À M. de Lamartine
APRÈS LA LECTURE DE SON POÈME.
Pendant le soir bruyant, pendant la nuit muette,
Mon cœur a dévoré ton saint livre, ô poète !
Et lorsqu’à ma fenêtre a reparu le jour,
Je relisais ces chants de prière et d’amour,
Ces chants de deuil, d’espoir de vie et d’agonie ;
Et puis je te nommais en disant : Ô génie !
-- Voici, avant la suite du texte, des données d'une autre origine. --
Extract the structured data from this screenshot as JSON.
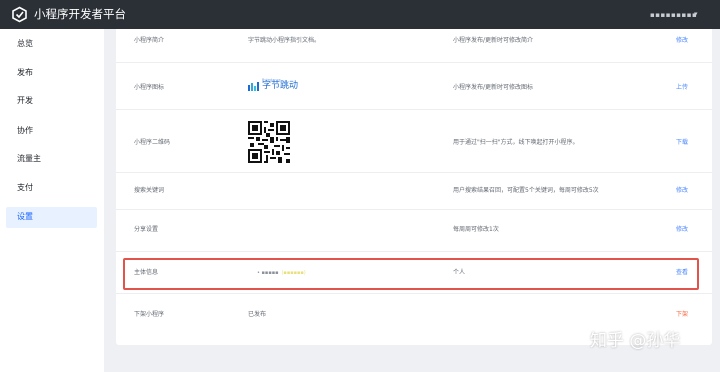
{
  "app": {
    "title": "小程序开发者平台",
    "account": "▪▪▪▪▪▪▪▪▪",
    "account_caret": "▾"
  },
  "sidebar": {
    "items": [
      {
        "label": "总览",
        "active": false
      },
      {
        "label": "发布",
        "active": false
      },
      {
        "label": "开发",
        "active": false
      },
      {
        "label": "协作",
        "active": false
      },
      {
        "label": "流量主",
        "active": false
      },
      {
        "label": "支付",
        "active": false
      },
      {
        "label": "设置",
        "active": true
      }
    ]
  },
  "settings": {
    "rows": [
      {
        "label": "小程序简介",
        "value": "字节跳动小程序指引文档。",
        "desc": "小程序发布/更新时可修改简介",
        "action": "修改"
      },
      {
        "label": "小程序图标",
        "value": "",
        "desc": "小程序发布/更新时可修改图标",
        "action": "上传"
      },
      {
        "label": "小程序二维码",
        "value": "",
        "desc": "用于通过\"扫一扫\"方式，线下唤起打开小程序。",
        "action": "下载"
      },
      {
        "label": "搜索关键词",
        "value": "",
        "desc": "用户搜索结果召回，可配置5个关键词，每周可修改5次",
        "action": "修改"
      },
      {
        "label": "分享设置",
        "value": "",
        "desc": "每周周可修改1次",
        "action": "修改"
      },
      {
        "label": "主体信息",
        "value": "",
        "desc": "个人",
        "action": "查看"
      },
      {
        "label": "下架小程序",
        "value": "已发布",
        "desc": "",
        "action": "下架"
      }
    ],
    "brand_logo": {
      "en": "Bytedance",
      "cn": "字节跳动"
    },
    "masked_subject": {
      "prefix": "• ▪▪▪▪▪",
      "suffix": "(▪▪▪▪▪▪)"
    }
  },
  "watermark": "知乎 @孙华",
  "colors": {
    "topbar": "#2b2f36",
    "accent": "#1664ff",
    "action": "#4a87ff",
    "danger": "#f56a45",
    "highlight": "#e2534b"
  }
}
Et de mon cœur soudain les battements pressés,
Mes soupirs retenus longtemps, mes pleurs versés,
L’intérieur élan qui vers Dieu nous élève,
Des images passant devant moi comme un rêve,
Des troubles inconnus dans tous mes sens restés,
Quelques mots de tes vers au hasard répétés,
Et Marthe, et Jocelyn, et sa mère Laurence,
Et ce chien dont l’instinct d’une âme a l’apparence,
Êtres créés par toi, dans ma famille admis,
Nés d’hier seulement et déjà vieux amis ;
Ce drame qui d’amour et de pleurs se compose,
La mort, dont la pensée épouvante et repose,
L’homme esclave du corps, l’être matériel,
Le combat sur la terre et le triomphe au ciel,
Et partout tant d’éclat, que des jeunes années
On croit voir reverdir toutes les fleurs fanées ;
Voilà les sentiments qui me viennent de toi,
Voilà ce que ton livre a fait passer en moi.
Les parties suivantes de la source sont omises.